Québec s’attend à récupérer une partie des 3,8 milliards de dollars qui lui échappent chaque année en raison de l’évasion fiscale, et même à devenir le leader canadien en matière de transparence des sociétés, grâce à l’adoption d’un projet de loi ce jeudi à l’Assemblée nationale.

Avec sa Loi visant principalement à améliorer la transparence des entreprises, le gouvernement Legault obligera la majorité des sociétés enregistrées au Québec — il y en a 975 000 — à divulguer une série de nouvelles informations dans un registre public. Elles devront entre autres dévoiler la véritable identité de leurs « bénéficiaires ultimes », soit les gens qui détiennent plus de 25 % des parts ou des droits de vote.

« Le registre vise à lutter contre le phénomène des sociétés écrans et contre l’évasion fiscale, l’évitement fiscal abusif, le blanchiment d’argent et les paradis fiscaux », a résumé à La Presse le ministre du Travail, de l’Emploi et de la Solidarité sociale, Jean Boulet, qui a présenté le projet de loi 78 en décembre dernier.

Les discussions à cet égard ont commencé en 2017 à Québec, un an après l’adoption d’un tel registre au Royaume-Uni. Jean Boulet dit s’être inspiré entre autres de ce pays, considéré comme la référence mondiale en la matière, dans la conception de son projet de loi.

Voile d’opacité

Les sociétés qui font des affaires au Québec ont déjà l’obligation de s’inscrire au registraire des entreprises, où apparaît le nom de leurs principaux actionnaires et administrateurs, ainsi que leur adresse.

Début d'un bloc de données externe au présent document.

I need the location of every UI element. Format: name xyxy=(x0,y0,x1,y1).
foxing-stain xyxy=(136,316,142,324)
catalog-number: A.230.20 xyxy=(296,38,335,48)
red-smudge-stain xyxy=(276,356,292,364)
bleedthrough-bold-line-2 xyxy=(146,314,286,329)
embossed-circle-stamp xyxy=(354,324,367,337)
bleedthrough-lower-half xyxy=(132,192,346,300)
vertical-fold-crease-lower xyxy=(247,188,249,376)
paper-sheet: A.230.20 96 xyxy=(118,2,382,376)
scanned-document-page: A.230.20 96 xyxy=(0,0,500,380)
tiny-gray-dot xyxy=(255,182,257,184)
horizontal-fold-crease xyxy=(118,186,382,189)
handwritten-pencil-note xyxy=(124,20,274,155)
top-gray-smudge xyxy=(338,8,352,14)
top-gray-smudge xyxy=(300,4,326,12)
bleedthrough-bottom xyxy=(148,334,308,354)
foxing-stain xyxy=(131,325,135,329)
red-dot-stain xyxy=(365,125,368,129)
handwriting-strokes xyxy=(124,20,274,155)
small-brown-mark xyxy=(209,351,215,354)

Dans plusieurs cas, toutefois, les actionnaires inscrits au registre sont des sociétés à numéro, elle-mêmes détenues par des sociétés à portefeuille à l’étranger. Ces structures opaques permettent de camoufler la véritable identité des « bénéficiaires ultimes » et peuvent permettre des actes criminels comme le blanchiment d’argent ou le financement d’activités terroristes.

Québec perd des « sommes colossales » à cause de l’évasion fiscale, déplore Jean Boulet. Il mise sur le nouveau registre pour dissuader cette pratique et ainsi récupérer une partie des 3,8 milliards qui échappent chaque année au Trésor québécois.

Les entreprises auront jusqu’au 1er octobre 2022 pour se conformer à la loi. Le ministère du Travail, qui gère le registre, embauchera une trentaine d’employés et recevra 4,9 millions sur cinq ans pour assurer sa mise en place.

Accès public

Le nouveau registre (qui sera en fait une version bonifiée de celui déjà géré par le Registraire des entreprises) ne servira pas seulement à engraisser les coffres de l’État, estime Jean Boulet. Les citoyens devraient aussi y trouver leur compte, puisqu’il sera possible d’y effectuer des recherches par nom de personnes physiques, ce qui est impossible aujourd’hui.

Par exemple, si je veux faire affaire avec un entrepreneur en construction, et que je veux savoir qui se cache derrière l’entrepreneur, qui sont ses bénéficiaires ultimes, je peux aller au registre, c’est accessible au public, c’est gratuit et ça me donne l’information. Si c’est une coquille vide, qui se dissout, si c’est des fly-by-night [des gens peu fiables], je vais le réaliser rapidement.

Jean Boulet, ministre du Travail

Jean Boulet souligne que le registre québécois sera de loin « le plus complet au Canada ». Le gouvernement Trudeau a annoncé en avril son intention de mettre en place un outil similaire au niveau fédéral, mais cela pourrait aller seulement à 2025.

Plusieurs critiques

S’il a été généralement bien accueilli, le projet de loi 78 a soulevé plusieurs critiques au cours des derniers mois. La principale : le seuil de 25 % retenu pour qu’une personne ou une entité soit considérée comme le bénéficiaire ultime d’une société.

« C’est sûr que, pour nous, c’est le point le plus décevant », a lancé en entrevue William Ross, porte-parole du collectif Échec aux paradis fiscaux, formé surtout de syndicats.

Ce groupe, tout comme l’Ordre des CPA et le Parti libéral du Québec, militait plutôt pour un seuil de 10 %, qui aurait augmenté le nombre de bénéficiaires ultimes obligés de divulguer leur identité.

Mince consolation : le gouvernement a accepté d’inclure un amendement au projet de loi qui entraînera une réévaluation potentielle du seuil de 25 % après cinq ans. « C’est un bon premier pas vers la transparence des entreprises », a fait valoir le député libéral Monsef Derraji, porte-parole de l’opposition officielle dans ce dossier.

D’autres critiques ont déploré que les individus inscrits au registre n’auront plus à divulguer leur adresse personnelle, mais seulement leur adresse professionnelle, de même que l’absence de nouvelles sanctions plus sévères en cas de violation de la loi.